For that reason, the keep your eyes moving habit is absolutely essential to making all the other habits work.
You have two types of vision; a sharp central core where your conscious mind is sorting and analysing the information provided by your eyes,
And a much wider, but less focused peripheral vision that is good for spotting movement but ineffective in analysing what that movement is.
We use both types of vision constantly. When we see movement with our peripheral vision, we move our central focus to truly see and understand what is happening.
Spotting movement and moving your central vision to focus on it, does not happen instantaneously. The lag time between spotting movement in your peripheral vision and focusing on it is called perception time.
This perception time plus the time it takes to act on that understanding account for the two seconds think/act time required when computing stopping distance.

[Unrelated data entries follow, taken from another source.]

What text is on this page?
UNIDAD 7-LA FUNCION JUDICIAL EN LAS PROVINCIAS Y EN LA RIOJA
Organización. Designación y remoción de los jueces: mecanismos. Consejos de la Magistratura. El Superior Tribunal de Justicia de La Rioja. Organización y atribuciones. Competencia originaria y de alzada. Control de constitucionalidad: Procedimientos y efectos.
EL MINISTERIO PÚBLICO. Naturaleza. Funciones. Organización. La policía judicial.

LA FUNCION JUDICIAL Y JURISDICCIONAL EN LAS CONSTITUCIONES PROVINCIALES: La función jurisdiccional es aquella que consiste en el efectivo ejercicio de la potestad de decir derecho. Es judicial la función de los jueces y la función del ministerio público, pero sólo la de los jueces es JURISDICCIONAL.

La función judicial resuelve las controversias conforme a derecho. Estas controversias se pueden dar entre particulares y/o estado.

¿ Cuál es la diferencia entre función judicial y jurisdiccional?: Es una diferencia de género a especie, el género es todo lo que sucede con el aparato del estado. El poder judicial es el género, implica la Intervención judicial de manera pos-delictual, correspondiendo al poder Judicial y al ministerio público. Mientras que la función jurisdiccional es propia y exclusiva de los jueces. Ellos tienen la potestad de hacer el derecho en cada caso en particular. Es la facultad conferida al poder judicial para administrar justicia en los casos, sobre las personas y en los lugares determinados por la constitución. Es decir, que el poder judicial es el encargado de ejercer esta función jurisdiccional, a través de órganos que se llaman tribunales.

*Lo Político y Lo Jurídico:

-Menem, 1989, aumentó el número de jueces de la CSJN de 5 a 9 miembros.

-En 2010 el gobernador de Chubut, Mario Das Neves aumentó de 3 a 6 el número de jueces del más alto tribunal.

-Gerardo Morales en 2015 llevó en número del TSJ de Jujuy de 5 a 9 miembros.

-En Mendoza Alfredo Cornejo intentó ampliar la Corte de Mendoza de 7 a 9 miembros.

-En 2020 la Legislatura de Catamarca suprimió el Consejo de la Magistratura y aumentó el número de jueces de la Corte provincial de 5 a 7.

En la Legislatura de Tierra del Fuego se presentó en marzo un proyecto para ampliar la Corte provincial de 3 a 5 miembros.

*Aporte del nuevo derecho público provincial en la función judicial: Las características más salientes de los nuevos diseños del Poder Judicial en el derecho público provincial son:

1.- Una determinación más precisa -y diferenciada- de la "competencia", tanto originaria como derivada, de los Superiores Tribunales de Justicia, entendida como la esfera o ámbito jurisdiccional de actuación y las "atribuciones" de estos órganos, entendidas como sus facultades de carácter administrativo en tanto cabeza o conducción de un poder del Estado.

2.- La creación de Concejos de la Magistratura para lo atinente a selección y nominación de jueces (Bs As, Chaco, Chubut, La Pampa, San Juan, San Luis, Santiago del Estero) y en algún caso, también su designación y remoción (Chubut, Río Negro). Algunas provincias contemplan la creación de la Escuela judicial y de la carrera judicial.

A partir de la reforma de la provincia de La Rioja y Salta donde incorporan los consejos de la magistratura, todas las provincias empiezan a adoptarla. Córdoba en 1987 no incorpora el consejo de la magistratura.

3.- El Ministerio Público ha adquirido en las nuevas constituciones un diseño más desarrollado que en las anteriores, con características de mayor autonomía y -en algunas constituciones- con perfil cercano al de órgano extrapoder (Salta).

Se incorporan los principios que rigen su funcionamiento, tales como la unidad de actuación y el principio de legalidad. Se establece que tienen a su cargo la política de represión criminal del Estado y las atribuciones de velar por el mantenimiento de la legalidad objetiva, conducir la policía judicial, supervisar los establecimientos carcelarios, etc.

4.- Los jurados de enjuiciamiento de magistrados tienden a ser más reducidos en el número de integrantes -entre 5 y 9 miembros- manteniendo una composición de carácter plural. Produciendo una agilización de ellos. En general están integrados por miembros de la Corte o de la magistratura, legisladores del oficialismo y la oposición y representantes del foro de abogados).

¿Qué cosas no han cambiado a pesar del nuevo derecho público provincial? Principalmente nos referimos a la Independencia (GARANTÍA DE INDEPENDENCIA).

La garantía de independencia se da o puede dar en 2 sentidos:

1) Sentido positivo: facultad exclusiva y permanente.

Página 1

In order to gets the big picture, to keep track of your engine status, to spot the car coming quickly from behind you, to use your planning zone and on and on and on you must keep your eyes moving. Otherwise you will find yourself in a blank stare.
In a blank stare your eyes no longer work together to focus on a single object.
You lose depth, speed and distance perception. All of which are required to drive safely.
• Leave yourself an out
If you must back your vehicle, use the nine recommended rules for backing.
Clear the rear. Sound the horn before you start to move. Back immediately. Never trust the scene you checked to stay the same.
Back slowly. As you back, check both side mirrors. Don’t back further than necessary.
Back to the driver’s side. Use a ground guide. And, again, always park so your first move is forward. In the event of a backing accident, the accident prevention team will investigate. If any of the nine rules were not used, the accident will have the chance to be classified as preventable.
• Make sure they see you
The fifth of the five seeing habits is “Make sure they see you”.
As you know, all five of the seeing habits tie together. Each technique is built upon and relies upon the four others.
For example, as you aim high in steering, in your seeing zone you spot children playing with a ball beside the road.
You’re moving your eyes, getting the big picture and asking what if that child runs into the Car.